Сумерки опускались на маленький малярийный город Каган, день заканчивался, однако все еще раскачивался и бил колокол, и по-прежнему витала в жарком воздухе тревога. Вздымая пыль, налетел горячий ветер, зашелестела поникшая листва, и на Конторской, возле кинотеатра «Фурор», в котором, как сказано было в афише, показывали всемирно известную фильму «Парижанка Жу-Жу», из пыльных сумерек, еще хранящих алые отблески скрывшегося солнца, в сопровождении трех не то узбеков, не то текин вышел прямо на Полторацкого, в этот миг протиравшего запорошенные глаза, Павел Петрович Цингер, бывший сосед и подполковник, и улыбаясь так, словно обрел давно потерянного друга, проговорил:
— Рад вас видеть в добром здравии, уважаемый Павел Герасимович! Как вам нравится сей городок?

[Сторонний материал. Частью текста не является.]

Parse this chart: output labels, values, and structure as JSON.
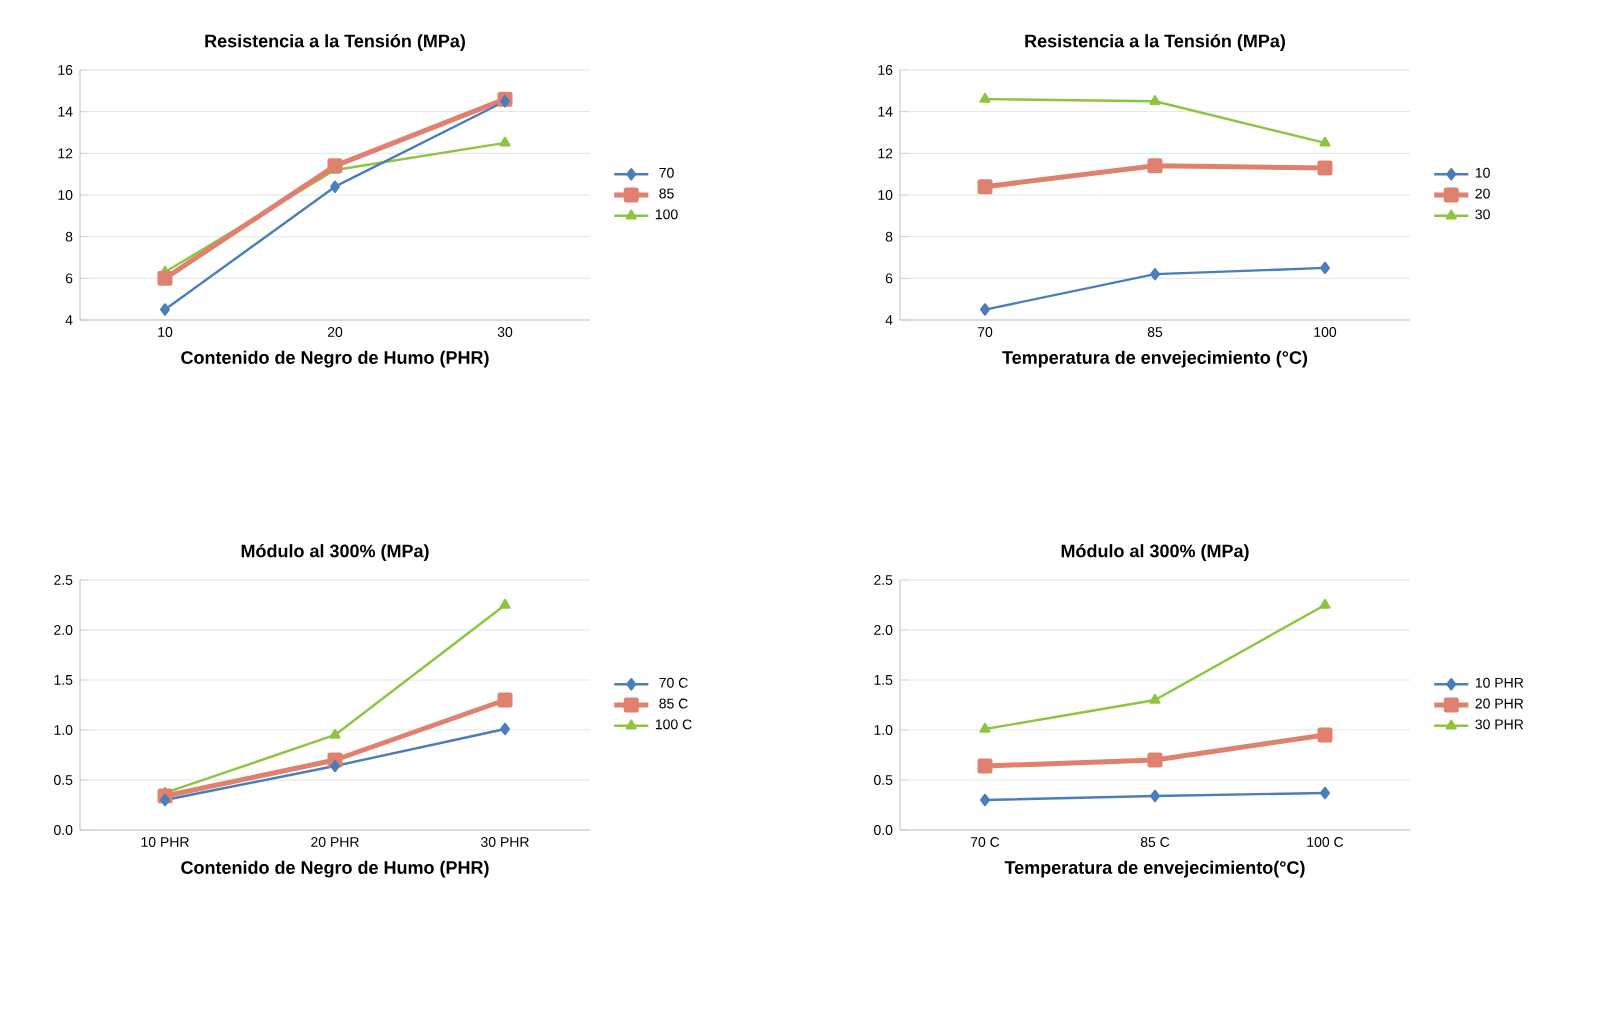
{
  "chart_data": [
    {
      "type": "line",
      "title": "Resistencia a la Tensión (MPa)",
      "xlabel": "Contenido de Negro de Humo (PHR)",
      "categories": [
        "10",
        "20",
        "30"
      ],
      "ylim": [
        4,
        16
      ],
      "yticks": [
        4,
        6,
        8,
        10,
        12,
        14,
        16
      ],
      "grid": "y",
      "legend": "right",
      "series": [
        {
          "name": "70",
          "color": "#4a7ebb",
          "marker": "diamond",
          "values": [
            4.5,
            10.4,
            14.5
          ]
        },
        {
          "name": "85",
          "color": "#e0806f",
          "marker": "square",
          "values": [
            6.0,
            11.4,
            14.6
          ]
        },
        {
          "name": "100",
          "color": "#8cc63f",
          "marker": "triangle",
          "values": [
            6.3,
            11.2,
            12.5
          ]
        }
      ]
    },
    {
      "type": "line",
      "title": "Resistencia a la Tensión (MPa)",
      "xlabel": "Temperatura de envejecimiento (°C)",
      "categories": [
        "70",
        "85",
        "100"
      ],
      "ylim": [
        4,
        16
      ],
      "yticks": [
        4,
        6,
        8,
        10,
        12,
        14,
        16
      ],
      "grid": "y",
      "legend": "right",
      "series": [
        {
          "name": "10",
          "color": "#4a7ebb",
          "marker": "diamond",
          "values": [
            4.5,
            6.2,
            6.5
          ]
        },
        {
          "name": "20",
          "color": "#e0806f",
          "marker": "square",
          "values": [
            10.4,
            11.4,
            11.3
          ]
        },
        {
          "name": "30",
          "color": "#8cc63f",
          "marker": "triangle",
          "values": [
            14.6,
            14.5,
            12.5
          ]
        }
      ]
    },
    {
      "type": "line",
      "title": "Módulo al 300% (MPa)",
      "xlabel": "Contenido de Negro de Humo (PHR)",
      "categories": [
        "10 PHR",
        "20 PHR",
        "30 PHR"
      ],
      "ylim": [
        0,
        2.5
      ],
      "yticks": [
        {
          "value": 0,
          "label": "0.0"
        },
        {
          "value": 0.5,
          "label": "0.5"
        },
        {
          "value": 1,
          "label": "1.0"
        },
        {
          "value": 1.5,
          "label": "1.5"
        },
        {
          "value": 2,
          "label": "2.0"
        },
        {
          "value": 2.5,
          "label": "2.5"
        }
      ],
      "grid": "y",
      "legend": "right",
      "series": [
        {
          "name": "70 C",
          "color": "#4a7ebb",
          "marker": "diamond",
          "values": [
            0.3,
            0.64,
            1.01
          ]
        },
        {
          "name": "85 C",
          "color": "#e0806f",
          "marker": "square",
          "values": [
            0.34,
            0.7,
            1.3
          ]
        },
        {
          "name": "100 C",
          "color": "#8cc63f",
          "marker": "triangle",
          "values": [
            0.37,
            0.95,
            2.25
          ]
        }
      ]
    },
    {
      "type": "line",
      "title": "Módulo al 300% (MPa)",
      "xlabel": "Temperatura de envejecimiento(°C)",
      "categories": [
        "70 C",
        "85 C",
        "100 C"
      ],
      "ylim": [
        0,
        2.5
      ],
      "yticks": [
        {
          "value": 0,
          "label": "0.0"
        },
        {
          "value": 0.5,
          "label": "0.5"
        },
        {
          "value": 1,
          "label": "1.0"
        },
        {
          "value": 1.5,
          "label": "1.5"
        },
        {
          "value": 2,
          "label": "2.0"
        },
        {
          "value": 2.5,
          "label": "2.5"
        }
      ],
      "grid": "y",
      "legend": "right",
      "series": [
        {
          "name": "10 PHR",
          "color": "#4a7ebb",
          "marker": "diamond",
          "values": [
            0.3,
            0.34,
            0.37
          ]
        },
        {
          "name": "20 PHR",
          "color": "#e0806f",
          "marker": "square",
          "values": [
            0.64,
            0.7,
            0.95
          ]
        },
        {
          "name": "30 PHR",
          "color": "#8cc63f",
          "marker": "triangle",
          "values": [
            1.01,
            1.3,
            2.25
          ]
        }
      ]
    }
  ]
}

— Вы, стало быть, здесь, — заложив руки за спину, боз всякого удивления отметил Полторацкий.
Цингер рассмеялся, чуть запрокинув голову.

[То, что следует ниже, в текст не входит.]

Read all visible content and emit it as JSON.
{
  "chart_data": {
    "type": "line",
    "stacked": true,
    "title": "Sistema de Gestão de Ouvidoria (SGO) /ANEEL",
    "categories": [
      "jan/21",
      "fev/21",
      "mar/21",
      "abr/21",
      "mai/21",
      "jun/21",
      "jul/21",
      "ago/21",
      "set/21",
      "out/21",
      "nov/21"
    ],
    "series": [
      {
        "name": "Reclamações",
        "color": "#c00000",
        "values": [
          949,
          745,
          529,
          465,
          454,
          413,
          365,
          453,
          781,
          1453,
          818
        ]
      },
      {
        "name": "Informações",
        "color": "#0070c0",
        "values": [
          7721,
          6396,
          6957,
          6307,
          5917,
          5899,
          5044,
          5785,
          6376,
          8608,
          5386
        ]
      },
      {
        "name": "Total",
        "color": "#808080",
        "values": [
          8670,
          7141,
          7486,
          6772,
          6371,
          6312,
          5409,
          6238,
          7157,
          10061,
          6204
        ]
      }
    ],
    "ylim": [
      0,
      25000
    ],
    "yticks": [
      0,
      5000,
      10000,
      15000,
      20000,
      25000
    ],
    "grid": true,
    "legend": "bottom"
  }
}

— Вывод, делающий честь вашей наблюдательности, уважаемый Павел Герасимович! Да не прячьте вы руки, — вдруг быстро сказал он, и на смуглом, твердом лице его с глубоко сидящими темными глазами промелькнула брезгливая гримаска, — я с вами обмениваться рукопожатиями не намерен. А это, — указал он на Самойленко, Сараева и Матвеева, — члены вашей делегации, если не ошибаюсь?
— Не ошибаетесь…
— А почему только трое? Насколько мне известно, пять человек едет вместе с вами… Даже шесть… еще этот мыслитель, — насмешливо сказал Цингер, — ученый. Грешный челфвек, не люблю людей, сделавших себе профессию из благородной страсти к познанию.

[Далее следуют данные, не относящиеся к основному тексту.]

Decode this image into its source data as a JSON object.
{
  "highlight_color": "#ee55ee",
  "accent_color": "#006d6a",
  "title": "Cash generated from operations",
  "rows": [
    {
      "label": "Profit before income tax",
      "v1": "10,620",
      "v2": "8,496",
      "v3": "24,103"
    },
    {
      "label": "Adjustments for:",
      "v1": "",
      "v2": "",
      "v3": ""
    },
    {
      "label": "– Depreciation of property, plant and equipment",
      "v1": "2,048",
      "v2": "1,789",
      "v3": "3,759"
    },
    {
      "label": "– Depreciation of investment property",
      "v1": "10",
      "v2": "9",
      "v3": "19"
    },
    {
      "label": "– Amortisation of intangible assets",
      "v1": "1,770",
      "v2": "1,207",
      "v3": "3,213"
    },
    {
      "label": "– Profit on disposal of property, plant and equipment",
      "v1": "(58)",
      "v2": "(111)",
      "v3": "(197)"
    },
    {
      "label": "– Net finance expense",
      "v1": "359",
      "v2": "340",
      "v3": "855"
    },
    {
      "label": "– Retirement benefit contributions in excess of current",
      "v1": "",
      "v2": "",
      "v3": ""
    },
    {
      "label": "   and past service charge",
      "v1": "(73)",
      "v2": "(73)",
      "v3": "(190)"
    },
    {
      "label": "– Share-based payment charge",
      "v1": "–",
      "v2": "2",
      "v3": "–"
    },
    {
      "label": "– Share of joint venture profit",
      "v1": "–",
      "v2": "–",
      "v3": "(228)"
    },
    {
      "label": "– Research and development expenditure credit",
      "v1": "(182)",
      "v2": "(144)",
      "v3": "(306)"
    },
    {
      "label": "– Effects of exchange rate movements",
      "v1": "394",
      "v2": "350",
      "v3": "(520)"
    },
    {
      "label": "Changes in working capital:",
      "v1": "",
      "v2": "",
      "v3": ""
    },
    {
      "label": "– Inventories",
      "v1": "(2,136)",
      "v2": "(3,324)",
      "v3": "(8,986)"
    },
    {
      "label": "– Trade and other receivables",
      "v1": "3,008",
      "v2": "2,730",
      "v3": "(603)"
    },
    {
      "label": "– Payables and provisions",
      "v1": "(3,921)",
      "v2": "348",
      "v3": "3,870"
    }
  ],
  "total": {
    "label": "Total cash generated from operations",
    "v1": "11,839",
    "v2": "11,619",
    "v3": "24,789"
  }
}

— Все-то вы знаете, — сумрачно молвил Полторацкий.
— Совершенно верно! Вы даже представить себе не можете, сколь многое мне известно!
— Жаль, не взял вас в Ташкенте Хоменко…
— Ну, это пустое, — небрежно отмахнулся Павел Петрович. — Хоменко человек неглупый, я с вами согласен, — сказал он, хотя Полторацкий никогда не обсуждал с ним достоинства и недостатки Ивана Алексеевича, — даже въедливый, что в нынешнем его ремесле, конечно, необходимо, однако крайне неопытный… Да, так вот если бы я поделился с вами некоторыми известными мне сведениями, уважаемый Павел Герасимович, вы со своими коллегами, — с чрезвычайной отчетливостью выговорив букву «л», произнес Цингер, — в Асхабад, смею вас уверить, не спешили бы.
Тут не выдержал Сараев.
— Мы еще долго будем эту белую гвардию слушать?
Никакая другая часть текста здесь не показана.